My Latest Blooper Column: Watch out for exploding windows!

I have stopped writing my regular blooper column for REM, but it seems my eye for catching bloopers is still there and my fellow realtors never disappoint!  This late summer/early fall batch of bloopers begins with a chill in the air and appropriately enough, a listing that features “Two frieplaces.”

With Hallowe’en around the corner, who wouldn’t want a “Costume kitchen with pantry and stone counters”? Might be hard getting the fridge up the stairs to the front door to shout “Trick or Treat,” though.

The second level in this new listing “hosts a leg master, ” which makes me think of a dominatrix, for some reason.  Now there’s a costume that kicks! Along the same lines, here’s a listing blooper that made me smile: “Further upgrades include new pain.”

I loved this listing, which notes that the “town is offering grant money up to $5,000 dollars for beatification.” I didn’t know sainthood came at a price, but that does seem like a reasonable price and a nice additional feature.

As is this “laundry level on upper level across from bus station.” Nothing like a laundry with a view!

I smiled at this listing with its new “sub pump.” Because you certainly do not want your submarine to sink. Remember Das Boot?

If you’re an animal lover, or perhaps a veterinarian, you’ll be happy to know that the recent renovations in this new listing “include duck work.”  I have never worked with poultry in the trades, but I suppose the duck was brought in to fix the quacks. (Badaboom!)

I loved this unintentional gem: “24 hours irrevocable on all offers to arrange family members.” I wonder if they are arranged according to height, like a family portrait, where no one quite looks at the camera at the same time and  there’s always a little kid with his finger up his nose.

This new listing made me smile: “The lower level is ideal for a quest.”  I keep thinking of Don Quixote and Pancho Sanchez: sure hope the back yard has a windmill.
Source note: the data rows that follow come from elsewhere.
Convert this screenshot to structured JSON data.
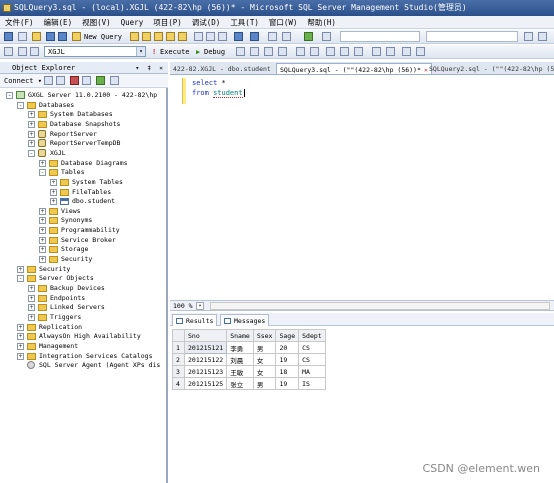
{
  "window": {
    "title": "SQLQuery3.sql - (local).XGJL (422-82\\hp (56))* - Microsoft SQL Server Management Studio(管理员)"
  },
  "menu": [
    "文件(F)",
    "编辑(E)",
    "视图(V)",
    "Query",
    "项目(P)",
    "调试(D)",
    "工具(T)",
    "窗口(W)",
    "帮助(H)"
  ],
  "toolbar": {
    "new_query": "New Query",
    "database": "XGJL",
    "execute": "Execute",
    "debug": "Debug"
  },
  "object_explorer": {
    "title": "Object Explorer",
    "pin_controls": "▾ ‡ ×",
    "connect": "Connect ▾",
    "tree": [
      {
        "label": "GXGL Server 11.0.2100 - 422-82\\hp",
        "level": 0,
        "icon": "server-icon",
        "exp": "-"
      },
      {
        "label": "Databases",
        "level": 1,
        "icon": "folder-icon",
        "exp": "-"
      },
      {
        "label": "System Databases",
        "level": 2,
        "icon": "folder-icon",
        "exp": "+"
      },
      {
        "label": "Database Snapshots",
        "level": 2,
        "icon": "folder-icon",
        "exp": "+"
      },
      {
        "label": "ReportServer",
        "level": 2,
        "icon": "database-icon",
        "exp": "+"
      },
      {
        "label": "ReportServerTempDB",
        "level": 2,
        "icon": "database-icon",
        "exp": "+"
      },
      {
        "label": "XGJL",
        "level": 2,
        "icon": "database-icon",
        "exp": "-"
      },
      {
        "label": "Database Diagrams",
        "level": 3,
        "icon": "folder-icon",
        "exp": "+"
      },
      {
        "label": "Tables",
        "level": 3,
        "icon": "folder-icon",
        "exp": "-"
      },
      {
        "label": "System Tables",
        "level": 4,
        "icon": "folder-icon",
        "exp": "+"
      },
      {
        "label": "FileTables",
        "level": 4,
        "icon": "folder-icon",
        "exp": "+"
      },
      {
        "label": "dbo.student",
        "level": 4,
        "icon": "table-icon",
        "exp": "+",
        "selected": true
      },
      {
        "label": "Views",
        "level": 3,
        "icon": "folder-icon",
        "exp": "+"
      },
      {
        "label": "Synonyms",
        "level": 3,
        "icon": "folder-icon",
        "exp": "+"
      },
      {
        "label": "Programmability",
        "level": 3,
        "icon": "folder-icon",
        "exp": "+"
      },
      {
        "label": "Service Broker",
        "level": 3,
        "icon": "folder-icon",
        "exp": "+"
      },
      {
        "label": "Storage",
        "level": 3,
        "icon": "folder-icon",
        "exp": "+"
      },
      {
        "label": "Security",
        "level": 3,
        "icon": "folder-icon",
        "exp": "+"
      },
      {
        "label": "Security",
        "level": 1,
        "icon": "folder-icon",
        "exp": "+"
      },
      {
        "label": "Server Objects",
        "level": 1,
        "icon": "folder-icon",
        "exp": "-"
      },
      {
        "label": "Backup Devices",
        "level": 2,
        "icon": "folder-icon",
        "exp": "+"
      },
      {
        "label": "Endpoints",
        "level": 2,
        "icon": "folder-icon",
        "exp": "+"
      },
      {
        "label": "Linked Servers",
        "level": 2,
        "icon": "folder-icon",
        "exp": "+"
      },
      {
        "label": "Triggers",
        "level": 2,
        "icon": "folder-icon",
        "exp": "+"
      },
      {
        "label": "Replication",
        "level": 1,
        "icon": "folder-icon",
        "exp": "+"
      },
      {
        "label": "AlwaysOn High Availability",
        "level": 1,
        "icon": "folder-icon",
        "exp": "+"
      },
      {
        "label": "Management",
        "level": 1,
        "icon": "folder-icon",
        "exp": "+"
      },
      {
        "label": "Integration Services Catalogs",
        "level": 1,
        "icon": "folder-icon",
        "exp": "+"
      },
      {
        "label": "SQL Server Agent (Agent XPs dis",
        "level": 1,
        "icon": "agent-icon",
        "exp": ""
      }
    ]
  },
  "tabs": [
    {
      "label": "422-82.XGJL - dbo.student",
      "active": false
    },
    {
      "label": "SQLQuery3.sql - (\"\"(422-82\\hp (56))*",
      "active": true
    },
    {
      "label": "SQLQuery2.sql - (\"\"(422-82\\hp (55)",
      "active": false
    }
  ],
  "editor": {
    "line1_kw": "select",
    "line1_rest": " *",
    "line2_kw": "from",
    "line2_rest": "student"
  },
  "zoom": "100 %",
  "results": {
    "tab_results": "Results",
    "tab_messages": "Messages",
    "columns": [
      "Sno",
      "Sname",
      "Ssex",
      "Sage",
      "Sdept"
    ],
    "rows": [
      [
        "1",
        "201215121",
        "李勇",
        "男",
        "20",
        "CS"
      ],
      [
        "2",
        "201215122",
        "刘晨",
        "女",
        "19",
        "CS"
      ],
      [
        "3",
        "201215123",
        "王敏",
        "女",
        "18",
        "MA"
      ],
      [
        "4",
        "201215125",
        "张立",
        "男",
        "19",
        "IS"
      ]
    ]
  },
  "watermark": "CSDN @element.wen"
}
Schrodinger’s cat apparently lives in this new listing: “Unfinished finished basement offers additional storage.”

I’m not sure about this aggression expressed in this new typo: “Be the fist to live in this spectacular new Pied a Terre.” Freudian slip?

Talk about a home for commuters: “urban living with distant design.” There’s also an “Idea property for renovation contractor” for sale right now, although I think most would prefer bricks and mortar.
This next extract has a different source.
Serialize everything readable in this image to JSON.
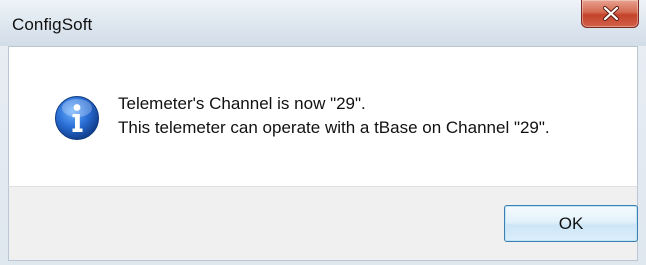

How about a home that features a “covered deck and mushroom area”? Personally, I find a mudroom a little more useful, but then, that’s just me.

I’m guessing this home would be well-suited for tailgate parties: “The basement features a full bar and lots of driveway space, perfect for entertaining.” Kind of like this multi-purpose garage that  doubles as some kind of butler’s pantry: “A single car attached garage provides access to the kitchen which provides for ample storage & counter workspace.”

I suspect this feature might turn a few off buyers, but they can’t claim they weren’t warned, thanks to the All-Caps lettering: “HUGE AND BRIGHT LVGRM WITH EXPLOSIVE WINDOWS.” Nothing like having to call the Bomb Squad to open and close your windows.

If you’re looking for something a little more mellow, and less dangerous, this property features “9 foot ceiling with pot lines throughout the main level.” And then there is this calm, quiet listing that comes with “composed decking.” So much better than angry decking, don’t you think?

I love the idea of a home that’s been “inspected by a hope inspector” — such a great idea. In troubled times like these, we could all use a little hope.  And maybe a leg master.